Hello,
I hypothesized that the 4 octets of an IP address would be smaller to store than its 15 UTF8 (?) characters. I seem to be wrong. I tested this by populating 2 indexes with the same, randomly generated, ip address document. Index 1 has a mapping with the appropriate "ip" type. Index 2 has no explicit mapping.
❯ python -c "import json,random; print '\n'.join([json.dumps({'index': {}}) + '\n' + json.dumps({'ip': '.'.join('%s' % random.randint(0,255) for i in range(4))}) for x in range(10000000/4)])" > ips-for-bulk-insert.json
❯ ES_HEAP_SIZE=5g /opt/elasticsearch-2.4.2/bin/elasticsearch --node.master=true --node.data=true --path.data=./delete-me &
❯ curl -s -XPOST localhost:9200/myindex1/ --data '{ "mappings": { "mytype": { "properties": { "ip": { "type": "ip" } } } } }'
❯ curl -s -XPOST localhost:9200/myindex1/mytype/_bulk --data-binary @ips-for-bulk-insert.json > /dev/null 2>&1
❯ curl -s -XPOST localhost:9200/myindex2/mytype/_bulk --data-binary @ips-for-bulk-insert.json > /dev/null 2>&1
❯ curl -s -XPOST "localhost:9200/_forcemerge?max_num_segments=1"

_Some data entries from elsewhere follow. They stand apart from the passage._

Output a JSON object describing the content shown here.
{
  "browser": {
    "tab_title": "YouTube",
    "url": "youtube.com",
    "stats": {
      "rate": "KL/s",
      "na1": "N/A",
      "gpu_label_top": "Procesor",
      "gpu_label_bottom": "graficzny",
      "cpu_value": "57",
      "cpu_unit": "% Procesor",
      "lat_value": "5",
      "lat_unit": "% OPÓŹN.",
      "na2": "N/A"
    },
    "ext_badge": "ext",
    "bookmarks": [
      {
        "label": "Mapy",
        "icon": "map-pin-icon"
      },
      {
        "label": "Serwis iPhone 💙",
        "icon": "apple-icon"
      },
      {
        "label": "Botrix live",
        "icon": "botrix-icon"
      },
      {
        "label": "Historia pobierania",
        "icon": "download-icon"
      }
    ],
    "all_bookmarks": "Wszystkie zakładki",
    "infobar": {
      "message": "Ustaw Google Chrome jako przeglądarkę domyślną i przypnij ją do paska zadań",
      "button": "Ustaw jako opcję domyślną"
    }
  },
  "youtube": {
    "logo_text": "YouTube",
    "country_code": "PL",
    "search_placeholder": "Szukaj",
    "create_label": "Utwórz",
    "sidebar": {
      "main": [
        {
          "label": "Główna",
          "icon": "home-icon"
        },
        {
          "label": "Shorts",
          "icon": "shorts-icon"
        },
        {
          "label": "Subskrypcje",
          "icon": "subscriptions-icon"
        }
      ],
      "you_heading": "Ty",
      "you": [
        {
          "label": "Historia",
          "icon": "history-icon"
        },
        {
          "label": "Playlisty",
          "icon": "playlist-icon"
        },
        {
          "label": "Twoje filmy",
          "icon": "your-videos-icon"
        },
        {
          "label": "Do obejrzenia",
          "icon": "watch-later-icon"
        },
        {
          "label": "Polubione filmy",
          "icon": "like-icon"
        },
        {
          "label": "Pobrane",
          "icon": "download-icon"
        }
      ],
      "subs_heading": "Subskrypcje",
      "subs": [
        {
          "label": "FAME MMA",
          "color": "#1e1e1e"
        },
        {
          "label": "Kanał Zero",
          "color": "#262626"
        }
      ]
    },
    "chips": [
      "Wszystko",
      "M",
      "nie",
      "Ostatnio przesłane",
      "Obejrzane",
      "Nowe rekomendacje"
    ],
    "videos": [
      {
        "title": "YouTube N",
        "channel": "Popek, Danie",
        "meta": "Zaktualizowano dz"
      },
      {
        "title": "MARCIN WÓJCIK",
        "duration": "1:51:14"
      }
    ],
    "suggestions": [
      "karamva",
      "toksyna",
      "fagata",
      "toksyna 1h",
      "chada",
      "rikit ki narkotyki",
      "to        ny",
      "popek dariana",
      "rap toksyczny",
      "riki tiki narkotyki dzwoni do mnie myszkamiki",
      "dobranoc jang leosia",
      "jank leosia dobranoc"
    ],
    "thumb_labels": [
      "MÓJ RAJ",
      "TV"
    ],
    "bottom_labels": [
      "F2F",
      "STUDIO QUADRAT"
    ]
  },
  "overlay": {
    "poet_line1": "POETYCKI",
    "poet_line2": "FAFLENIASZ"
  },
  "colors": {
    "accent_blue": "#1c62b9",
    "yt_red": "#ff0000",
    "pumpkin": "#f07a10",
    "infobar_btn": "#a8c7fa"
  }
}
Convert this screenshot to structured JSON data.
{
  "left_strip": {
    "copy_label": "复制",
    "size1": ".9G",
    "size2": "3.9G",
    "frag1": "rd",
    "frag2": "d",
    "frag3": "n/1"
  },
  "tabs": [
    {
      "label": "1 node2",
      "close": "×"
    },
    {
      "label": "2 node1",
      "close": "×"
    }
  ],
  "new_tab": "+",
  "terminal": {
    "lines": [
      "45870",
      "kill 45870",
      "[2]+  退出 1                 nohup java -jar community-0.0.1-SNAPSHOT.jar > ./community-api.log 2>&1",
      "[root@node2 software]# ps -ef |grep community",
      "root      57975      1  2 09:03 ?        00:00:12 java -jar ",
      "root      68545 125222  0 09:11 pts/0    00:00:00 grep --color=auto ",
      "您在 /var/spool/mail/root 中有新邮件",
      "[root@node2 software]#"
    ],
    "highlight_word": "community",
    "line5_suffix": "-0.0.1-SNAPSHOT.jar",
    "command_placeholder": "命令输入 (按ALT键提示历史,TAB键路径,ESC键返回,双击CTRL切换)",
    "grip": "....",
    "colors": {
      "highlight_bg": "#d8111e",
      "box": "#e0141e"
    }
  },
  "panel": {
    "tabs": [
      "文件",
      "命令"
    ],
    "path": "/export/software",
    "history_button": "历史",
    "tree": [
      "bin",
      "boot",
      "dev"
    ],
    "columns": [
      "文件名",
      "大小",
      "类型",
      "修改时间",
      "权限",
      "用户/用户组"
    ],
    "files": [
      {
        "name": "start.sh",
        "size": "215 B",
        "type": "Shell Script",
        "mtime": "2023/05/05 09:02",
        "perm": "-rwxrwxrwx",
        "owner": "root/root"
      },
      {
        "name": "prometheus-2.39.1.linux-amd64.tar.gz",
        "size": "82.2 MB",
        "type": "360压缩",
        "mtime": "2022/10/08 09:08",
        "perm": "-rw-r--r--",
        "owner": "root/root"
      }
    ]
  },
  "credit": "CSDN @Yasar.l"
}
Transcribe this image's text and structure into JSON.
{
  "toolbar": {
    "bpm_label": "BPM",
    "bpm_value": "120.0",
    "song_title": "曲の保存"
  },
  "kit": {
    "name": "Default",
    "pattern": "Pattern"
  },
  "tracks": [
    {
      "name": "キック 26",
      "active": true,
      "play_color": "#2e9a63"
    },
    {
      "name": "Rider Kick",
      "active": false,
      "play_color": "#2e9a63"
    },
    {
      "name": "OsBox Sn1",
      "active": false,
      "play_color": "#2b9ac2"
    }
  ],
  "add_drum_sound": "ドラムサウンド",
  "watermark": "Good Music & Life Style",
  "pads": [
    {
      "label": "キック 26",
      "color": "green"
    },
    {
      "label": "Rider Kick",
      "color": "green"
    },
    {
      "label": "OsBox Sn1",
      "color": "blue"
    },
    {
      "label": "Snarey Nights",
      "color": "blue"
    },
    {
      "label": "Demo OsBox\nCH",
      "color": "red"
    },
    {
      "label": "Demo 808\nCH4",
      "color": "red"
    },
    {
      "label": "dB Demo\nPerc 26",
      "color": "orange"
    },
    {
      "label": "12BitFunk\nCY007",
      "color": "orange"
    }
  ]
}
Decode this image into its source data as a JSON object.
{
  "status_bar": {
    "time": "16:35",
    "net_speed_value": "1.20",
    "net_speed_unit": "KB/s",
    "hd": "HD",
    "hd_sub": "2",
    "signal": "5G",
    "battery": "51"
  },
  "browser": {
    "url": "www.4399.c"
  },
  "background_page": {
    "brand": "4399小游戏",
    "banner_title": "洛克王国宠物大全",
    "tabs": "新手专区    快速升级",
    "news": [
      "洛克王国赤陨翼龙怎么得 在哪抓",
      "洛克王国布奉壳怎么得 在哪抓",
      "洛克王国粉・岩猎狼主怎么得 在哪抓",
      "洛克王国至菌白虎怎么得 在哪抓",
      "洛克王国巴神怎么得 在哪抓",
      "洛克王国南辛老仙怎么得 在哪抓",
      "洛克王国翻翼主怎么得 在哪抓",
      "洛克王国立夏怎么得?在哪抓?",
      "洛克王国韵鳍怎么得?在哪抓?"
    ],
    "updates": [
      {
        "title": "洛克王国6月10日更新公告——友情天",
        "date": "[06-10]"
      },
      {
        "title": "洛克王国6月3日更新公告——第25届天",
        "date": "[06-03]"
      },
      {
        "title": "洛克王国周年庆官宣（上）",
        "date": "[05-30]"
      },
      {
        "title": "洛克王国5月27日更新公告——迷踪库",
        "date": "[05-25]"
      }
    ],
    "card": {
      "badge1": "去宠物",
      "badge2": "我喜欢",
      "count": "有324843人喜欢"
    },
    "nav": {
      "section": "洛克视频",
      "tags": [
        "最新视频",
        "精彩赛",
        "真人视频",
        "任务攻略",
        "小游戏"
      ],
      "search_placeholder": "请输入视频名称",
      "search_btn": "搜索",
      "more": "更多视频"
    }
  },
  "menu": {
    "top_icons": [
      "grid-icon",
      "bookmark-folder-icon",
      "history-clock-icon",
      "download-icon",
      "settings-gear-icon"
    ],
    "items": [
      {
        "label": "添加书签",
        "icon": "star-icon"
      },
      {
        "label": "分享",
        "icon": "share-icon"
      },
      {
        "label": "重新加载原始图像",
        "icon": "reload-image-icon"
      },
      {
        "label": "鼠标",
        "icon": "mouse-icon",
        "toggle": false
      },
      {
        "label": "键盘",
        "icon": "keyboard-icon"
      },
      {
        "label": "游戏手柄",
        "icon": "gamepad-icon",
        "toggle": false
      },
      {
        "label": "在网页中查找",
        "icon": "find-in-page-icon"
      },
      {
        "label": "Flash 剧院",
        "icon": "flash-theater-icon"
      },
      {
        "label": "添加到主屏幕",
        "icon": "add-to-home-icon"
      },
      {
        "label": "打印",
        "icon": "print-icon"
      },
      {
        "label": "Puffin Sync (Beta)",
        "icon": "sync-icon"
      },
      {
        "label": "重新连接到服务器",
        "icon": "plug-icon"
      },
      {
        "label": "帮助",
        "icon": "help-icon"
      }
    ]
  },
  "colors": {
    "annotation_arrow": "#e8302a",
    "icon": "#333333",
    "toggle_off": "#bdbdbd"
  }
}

❯ du -h ips-for-bulk-insert.json
91M ips-for-bulk-insert.json
❯ du -sh ./delete-me/elasticsearch/nodes/0/indices/myindex1
151M ./delete-me/elasticsearch/nodes/0/indices/myindex1
❯ du -sh ./delete-me/elasticsearch/nodes/0/indices/myindex2
152M ./delete-me/elasticsearch/nodes/0/indices/myindex2
❯ curl localhost:9200/_mapping
{"myindex2":{"mappings":{"mytype":{"properties":{"ip":{"type":"string"}}}}},"myindex1":{"mappings":{"mytype":{"properties":{"ip":{"type":"ip"}}}}}}
So, I'm a little confused by this result. Is there some kind of overhead I'm not accounting for? Some mistakes in my experiment? Is string compression just that good?
One thing I noticed was, before I forced merging, the IP index was actually bigger than the String index.
Any insights would be appreciated. Thanks.